High Society (The High Stakes Saga #3)

Page 33



“I know, sir –” Kael blubbered.

“I trusted you to ensure they would travel to the precise moment I chose, yet they did not arrive.”

“Yes, but –”

“So why should I believe you now?” Victor continued unabated. “When you say Eve is most likely dead, and Titus and Abram are probably alive, why should I trust what you’re saying?” Victor stopped pacing and stared at Kael with his brows raised.

“Something must have gone wrong,” Kael supplied weakly.

A loud ping came from Kael’s tablet, followed by a rhythmic beeping noise. “What was that?” Victor asked.

“It’s…Eve.”

“The same Eve you presumed dead only seconds ago? That Eve?”

“She isn’t dead, after all. Her vitals are registering now, and they’re strong. She’s alive.”

Victor was about to explode. “Where is she?”

“They – I don’t know, sir. I can’t trace them.”

“Kael,” Victor said calmly. “Find my Assets and deploy the clones.”

“I think sending the clones now would be a mistake, Victor.”

Victor gave him a placating smile and then asked, “Remind me…Who is the commander of our military, Kael?”

“You are,” he gritted.

“Who do the clones answer to?”

“They answer to you,” Kael said, straightening his thick glasses.

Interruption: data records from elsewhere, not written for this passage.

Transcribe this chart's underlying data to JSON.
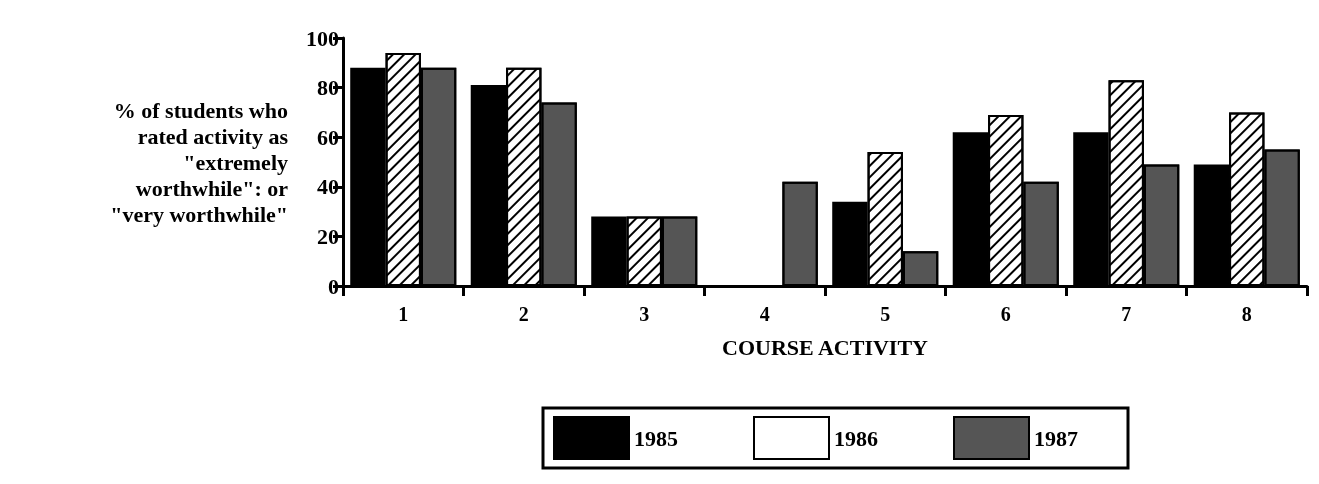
{
  "chart_data": {
    "type": "bar",
    "xlabel": "COURSE ACTIVITY",
    "ylabel": "% of students who\nrated activity as\n\"extremely\nworthwhile\": or\n\"very worthwhile\"",
    "categories": [
      "1",
      "2",
      "3",
      "4",
      "5",
      "6",
      "7",
      "8"
    ],
    "series": [
      {
        "name": "1985",
        "color": "#000000",
        "values": [
          88,
          81,
          28,
          null,
          34,
          62,
          62,
          49
        ]
      },
      {
        "name": "1986",
        "color": "#ffffff",
        "values": [
          94,
          88,
          28,
          null,
          54,
          69,
          83,
          70
        ]
      },
      {
        "name": "1987",
        "color": "#555555",
        "values": [
          88,
          74,
          28,
          42,
          14,
          42,
          49,
          55
        ]
      }
    ],
    "ylim": [
      0,
      100
    ],
    "yticks": [
      0,
      20,
      40,
      60,
      80,
      100
    ],
    "grid": false,
    "legend": "bottom"
  }
}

“And to whom do you answer?” Victor asked.

Kael pinched his lips before saying, “I answer to you, sir.”

“Good. Now deploy the damned clones.”

“All of them?”

Victor braced his hands against the table. “All of them. And you’d better follow my instructions to the letter this time. They better land when and where we discussed. And if I find out they didn’t…”

Kael picked up his tablet and pushed back his chair. “You’ll what? You can’t do any of this without me. Maybe you should remember that.”

My brows rose right along with Victor’s as Kael stormed from the room.

That was two days after they jumped. Now, check this out… Yarrow typed.

A second video popped onto the screen. Thousands of Eve’s clones stood in formation in an endless sea of neat rows. Though they were clones, they didn’t appear robotic in the slightest. Each one looked like Eve on the outside, but to the careful observer, there were differences. Some looked angry, while others gave me the impression they were just doing what they needed to do to get by. Each held a wooden stake and went through defensive stances and drills, thrusting their stakes in wide arcs, then plunging it into the air in front of them. They repeated those motions over and over as sweat poured off their temples and soaked columns down the backs of their identical shirts.

Out of sight of the camera, someone shouted commands into a microphone. I couldn’t place the voice, but then the video changed to a raw feed from the ground.

“We have to get this shot right, or Victor will have our heads,” a male voice instructed. “Do it again. From the top.”

A woman stippled gray powder onto the face of a male. When she was satisfied with the tone of his skin, he snapped a set of fake fangs onto his canines. “Do they look okay?” he asked the woman anxiously.

“Ferocious,” she deadpanned, staring at the sky. “Can we hurry up? It’s almost dusk and the real vamps will be out soon. I don’t want to be on their menu.”